OPINION

DEBRA HALE-SHELTON: The return of 'that woman'

One Taser, two bras and a framed picture that never made the newspaper were a few of the items I had to pack or discard when move-out day arrived.

Add an exercise bike, two small refrigerators, a bookcase and thousands of pages of legal documents, not to mention hundreds more pages of phone numbers called or texted by a philandering public figure.

Haul all that and much more down a steep flight of stairs, and you have an idea what move-out day was like for me.

After almost 15 years, I was leaving my job as the Conway bureau reporter for the Arkansas Democrat-Gazette.

The Taser had come to me by way of my dad, who was concerned because I often worked alone at night.

I remember putting the Taser on top of my filing cabinet beside a copy of Blue Diary, Alice Hoffman's novel about a civic-minded husband who's also a murderer. There the Taser lay for more than a decade, never used, batteries long dead.

Many items, including the bras, went into the trash or recycling bins that day. Removing scratchy bras is an unsung benefit of working alone.

But I kept the picture of Lu Hardin, taken as he whispered to me on his last day as president of the University of Central Arkansas. Hardin was telling me I wouldn't be seeing much more of him.

Moments later, he resigned under pressure over a contentious $300,000 bonus and a faked memo. He ultimately pleaded guilty to two federal felonies and served probation.

The picture reminds me that even on what likely was one of Hardin's worst days, he treated me respectfully, not as an "enemy of the people."

By contrast, a Hardin supporter went online and branded me "the hyphenated one," took aim at my family, and suggested I should be a better housewife.

And another now-former public official who shall remain anonymous here complained mightily and repeatedly to my editor about "that woman" because he apparently didn't like my reporting.

Worse, though, was the day this newsmaker spoke to a large group of public employees and someone asked when he thought the negative publicity surrounding his leadership would end. The official proceeded to cite an American woman's average life expectancy and suggested it wouldn't end until she was dead.

Some of my friends at that meeting couldn't wait to tell me what he had said. But as for me, I was all smiles when I learned he had underestimated my age. Other than that, I don't remember how many years he thought I had left.

Had he only seen the dates of some of the honors and awards hanging on my office walls, he would have known I was older.

There was, for instance, my Arkansas Traveler certificate signed by a young Gov. Bill Clinton as I prepared to move to Illinois in 1983.

We probably all remember at least one thing we'd do differently had we known then what we know now. My Clinton memory falls in that category.

I was one of two people working on a Friday night at The Associated Press in Little Rock. It was a prep football night, and we were overwhelmed with phone calls reporting game scores.

That's when Clinton, who was trying to get re-elected after losing two years earlier, returned my much-earlier call. I was pursuing a story about the death penalty, a topic only slightly less controversial in Arkansas than high school football.

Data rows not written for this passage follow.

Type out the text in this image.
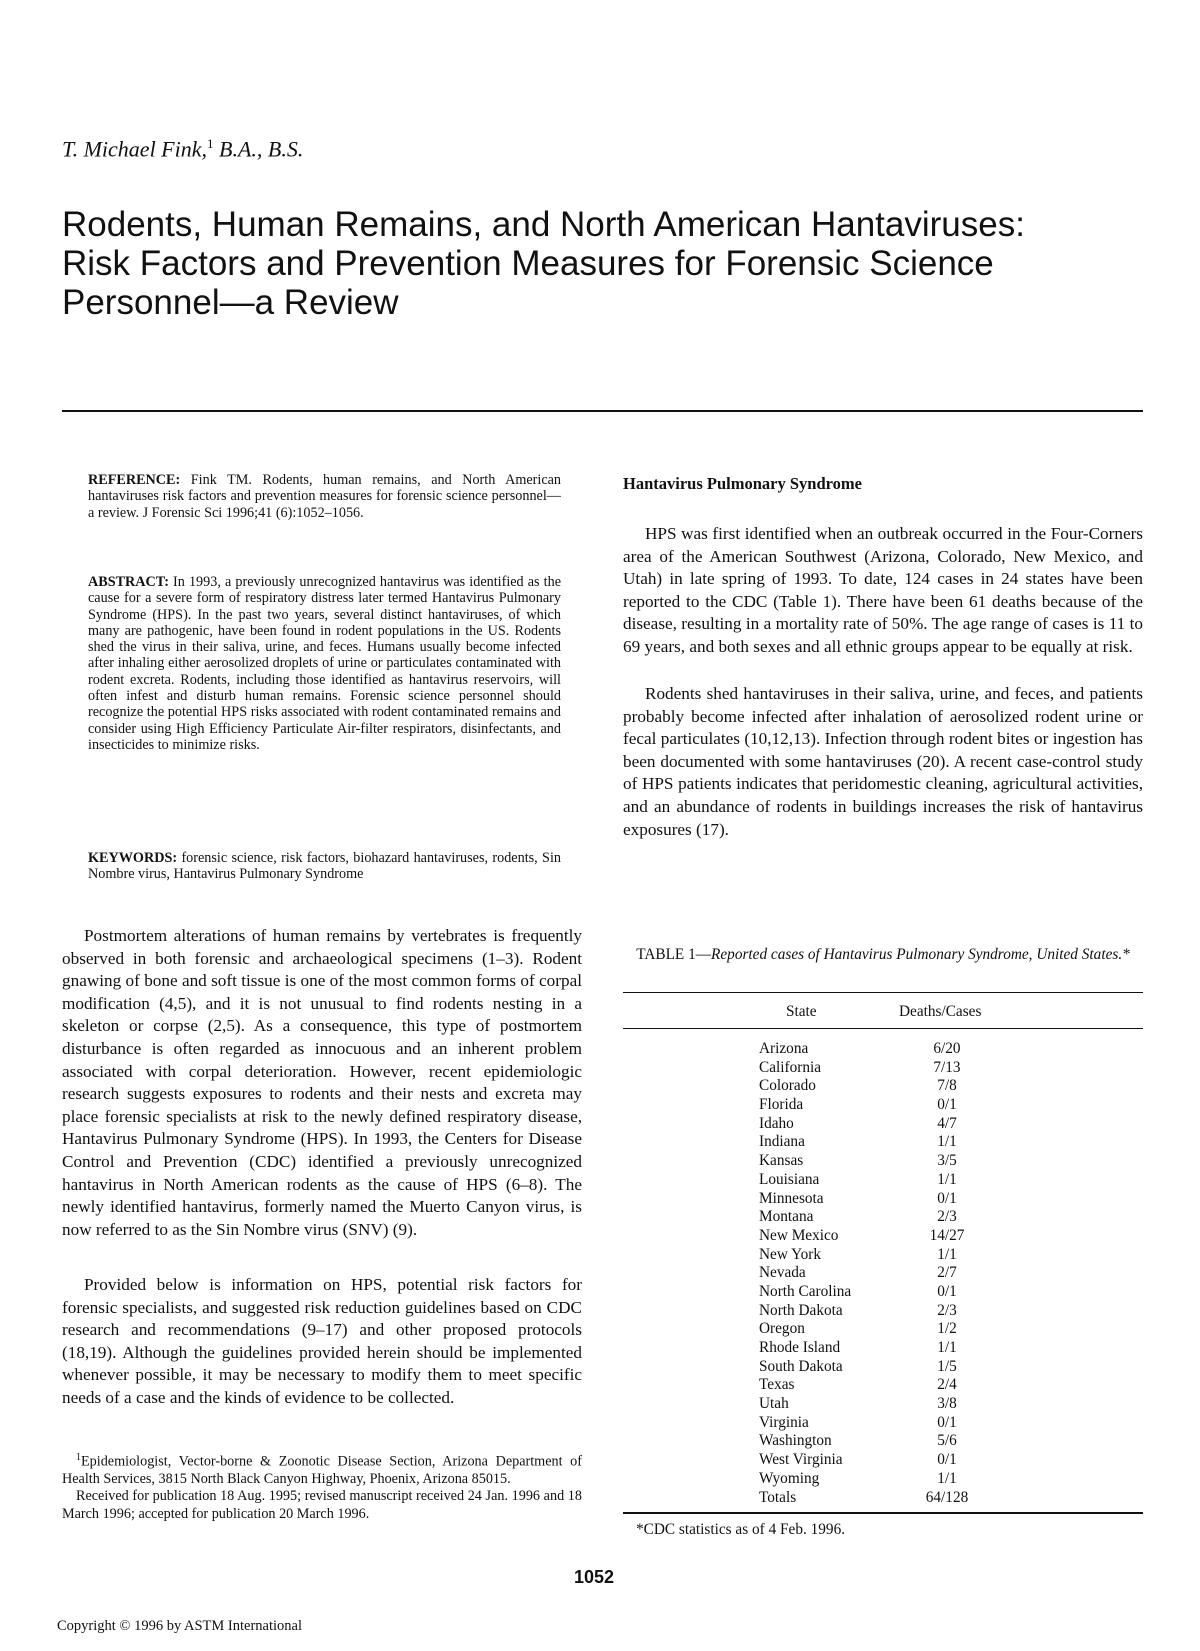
T. Michael Fink,$^1$ B.A., B.S.
Rodents, Human Remains, and North American Hantaviruses:
Risk Factors and Prevention Measures for Forensic Science
Personnel—a Review
REFERENCE: Fink TM. Rodents, human remains, and North American hantaviruses risk factors and prevention measures for forensic science personnel—a review. J Forensic Sci 1996;41 (6):1052–1056.
ABSTRACT: In 1993, a previously unrecognized hantavirus was identified as the cause for a severe form of respiratory distress later termed Hantavirus Pulmonary Syndrome (HPS). In the past two years, several distinct hantaviruses, of which many are pathogenic, have been found in rodent populations in the US. Rodents shed the virus in their saliva, urine, and feces. Humans usually become infected after inhaling either aerosolized droplets of urine or particulates contaminated with rodent excreta. Rodents, including those identified as hantavirus reservoirs, will often infest and disturb human remains. Forensic science personnel should recognize the potential HPS risks associated with rodent contaminated remains and consider using High Efficiency Particulate Air-filter respirators, disinfectants, and insecticides to minimize risks.
KEYWORDS: forensic science, risk factors, biohazard hantaviruses, rodents, Sin Nombre virus, Hantavirus Pulmonary Syndrome
Postmortem alterations of human remains by vertebrates is frequently observed in both forensic and archaeological specimens (1–3). Rodent gnawing of bone and soft tissue is one of the most common forms of corpal modification (4,5), and it is not unusual to find rodents nesting in a skeleton or corpse (2,5). As a consequence, this type of postmortem disturbance is often regarded as innocuous and an inherent problem associated with corpal deterioration. However, recent epidemiologic research suggests exposures to rodents and their nests and excreta may place forensic specialists at risk to the newly defined respiratory disease, Hantavirus Pulmonary Syndrome (HPS). In 1993, the Centers for Disease Control and Prevention (CDC) identified a previously unrecognized hantavirus in North American rodents as the cause of HPS (6–8). The newly identified hantavirus, formerly named the Muerto Canyon virus, is now referred to as the Sin Nombre virus (SNV) (9).
Provided below is information on HPS, potential risk factors for forensic specialists, and suggested risk reduction guidelines based on CDC research and recommendations (9–17) and other proposed protocols (18,19). Although the guidelines provided herein should be implemented whenever possible, it may be necessary to modify them to meet specific needs of a case and the kinds of evidence to be collected.
$^1$Epidemiologist, Vector-borne & Zoonotic Disease Section, Arizona Department of Health Services, 3815 North Black Canyon Highway, Phoenix, Arizona 85015.
Received for publication 18 Aug. 1995; revised manuscript received 24 Jan. 1996 and 18 March 1996; accepted for publication 20 March 1996.
Hantavirus Pulmonary Syndrome
HPS was first identified when an outbreak occurred in the Four-Corners area of the American Southwest (Arizona, Colorado, New Mexico, and Utah) in late spring of 1993. To date, 124 cases in 24 states have been reported to the CDC (Table 1). There have been 61 deaths because of the disease, resulting in a mortality rate of 50%. The age range of cases is 11 to 69 years, and both sexes and all ethnic groups appear to be equally at risk.
Rodents shed hantaviruses in their saliva, urine, and feces, and patients probably become infected after inhalation of aerosolized rodent urine or fecal particulates (10,12,13). Infection through rodent bites or ingestion has been documented with some hantaviruses (20). A recent case-control study of HPS patients indicates that peridomestic cleaning, agricultural activities, and an abundance of rodents in buildings increases the risk of hantavirus exposures (17).
TABLE 1—Reported cases of Hantavirus Pulmonary Syndrome, United States.*
State	Deaths/Cases
Arizona	6/20
California	7/13
Colorado	7/8
Florida	0/1
Idaho	4/7
Indiana	1/1
Kansas	3/5
Louisiana	1/1
Minnesota	0/1
Montana	2/3
New Mexico	14/27
New York	1/1
Nevada	2/7
North Carolina	0/1
North Dakota	2/3
Oregon	1/2
Rhode Island	1/1
South Dakota	1/5
Texas	2/4
Utah	3/8
Virginia	0/1
Washington	5/6
West Virginia	0/1
Wyoming	1/1
Totals	64/128
*CDC statistics as of 4 Feb. 1996.
1052
Copyright © 1996 by ASTM International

"I can't talk to you now," I told Clinton. "It's prep football night."

"That's OK," he replied, and said I could call him later.

It's going to be late, maybe 11 or 12, I replied.

When I called him back at almost midnight, he politely answered my questions. So Clinton forever ranks right up there with Hardin on likable newsmakers, even when I disagree with them.

Since then, I've interviewed former President Jimmy Carter about his Georgia boyhood and another future president, Donald Trump, about the now-defunct USFL in which he once owned a team.

The Trump interview stands out because I can't remember it--just the USFL meeting in 1980s Chicago where I met him. An AP sports writer on assignment with me that day reminded me of it later. I still ask myself: How can anyone forget Donald Trump?

After all, Trump is not like me--middle-class and unassuming--though we do share short tempers. But I'm not the president. I'm just one of those cynical journalists some folks love to hate.

So, I guess I need to spread the word: That woman is back.